PBS and the biological clock

Hark! The timorous clanging of my biological clock's alarm, long praised for being defective and silent.

I am officially receiving hatemail from my uterus. Last night I had a dream about being suddenly and heavily pregnant and having to go about my daily tasks with a belly that rocked and swayed like huge, tumescent fruit. It was not my first preggo dream. They started almost exactly halfway through my 26th year and have been increasing with alarming frequency.

Other changes: my eye snags on particularly cute baby clothes in Target, ones with little footies and dump trucks and little bugs sewn on them, even when I'm there for condoms and pretzels; I react with pleasure when handed someone else's infant, instead of holding the thing carefully away from my body like a bomb covered in feces; and most recent and perhaps strangest, I do not feel the urge to projectile vomit when a pregnant woman discusses her pregnancy with me.

For most of my fertile years, pregnancy has either been a non-issue or worst-case scenario, the image of my genetic materials combined with those of the person with whom I was involved being enough of a nightmare to scare me into uber-meticulousness. About the only steps I had taken to prepare for parenthood were avoiding that huge, full-abdomen tattoo and staying off the heroin.

But now that my husband and I have held the marriage together for NEARLY A WHOLE YEAR, my traitorous uterus (what a great name for a metal band!) has taken the presumptuous decision that now is the time to start pumping out the kids. In idle moments it whispers to me, saying things like, "Hey, how old are you now? 27? Your mom was on her second kid by now. Your grandmother was on her fourth. And what are you doing? Oh, right-- reading the New York Times. No, no really. Go ahead. I'm just going to hang out down here. Getting OLDER."

I do plan on having kids, but I feel like there are so many things I'm supposed to have done first-- I'm supposed to have been well established as a Promising Young Novelist with a healthy 401K. I'm supposed to have at least a master's. And my husband and I are supposed to have been married for at least four years-- four years being the magical and somewhat arbitrary length of time I have deemed sufficient to build a Stable and Non-psychotic Relationship That Will Not Heinously Scar Offspring.

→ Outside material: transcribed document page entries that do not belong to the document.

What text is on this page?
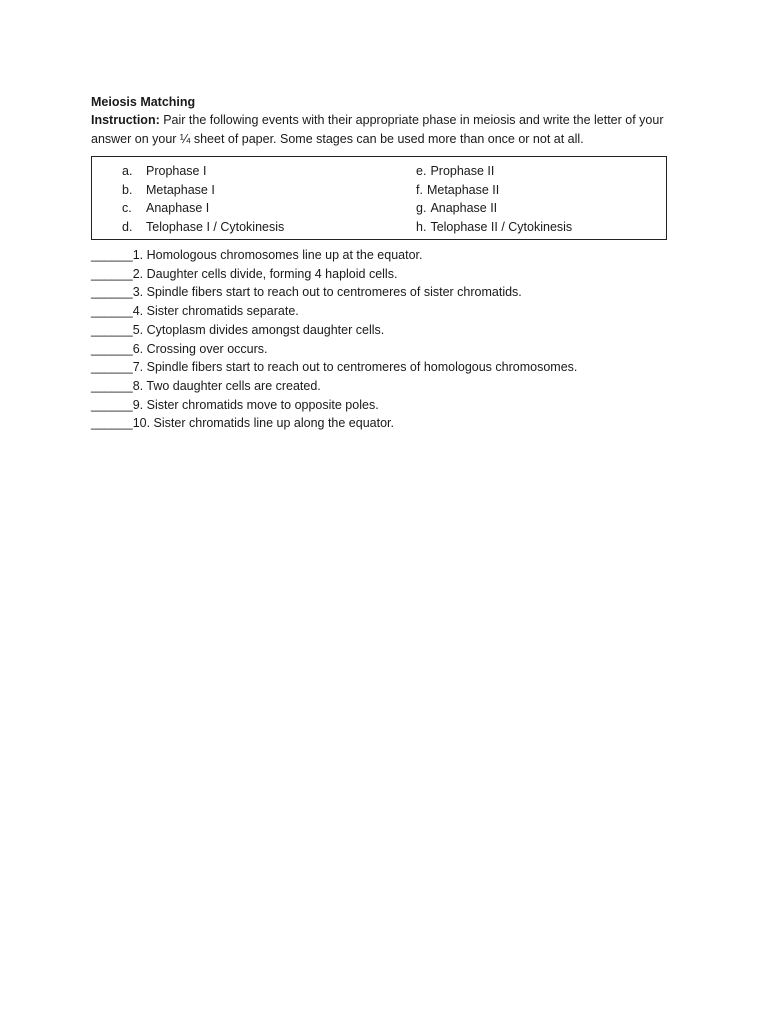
Meiosis Matching

Instruction: Pair the following events with their appropriate phase in meiosis and write the letter of your answer on your ¼ sheet of paper. Some stages can be used more than once or not at all.

a. Prophase I
b. Metaphase I
c. Anaphase I
d. Telophase I / Cytokinesis
e. Prophase II
f. Metaphase II
g. Anaphase II
h. Telophase II / Cytokinesis
______1. Homologous chromosomes line up at the equator.
______2. Daughter cells divide, forming 4 haploid cells.
______3. Spindle fibers start to reach out to centromeres of sister chromatids.
______4. Sister chromatids separate.
______5. Cytoplasm divides amongst daughter cells.
______6. Crossing over occurs.
______7. Spindle fibers start to reach out to centromeres of homologous chromosomes.
______8. Two daughter cells are created.
______9. Sister chromatids move to opposite poles.
______10. Sister chromatids line up along the equator.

This is all to say nothing of the fact that he's in the military, which brings up such an ocean of variables that I find it more convenient and useful to just bang my head against a table repeatedly rather than try to sort it all out. Stupid war. Stupid, evil president!

So instead I try to be patient. I try to ignore my bullying uterus and vent my maternal urges by tickling my nephew and making him point to his umbligo. But days like this make it harder-- with our recently neutered cable offerings, the best thing on TV today was PBS's show-- I've already forgotten the name-- about this little Scottish pig and his cow buddy. Mel Brooks provided the voice for a sheep. Genius! And I had no one to watch it with.

Poor old PBS-- slowly strangled to death by Republicans (stupid, STUPID Republicans!) and now at the point of shitting the bed. I feel like I'm sitting by the bedside, holding its dying hand and at the same time threatening it that it had better hold on until I have kids.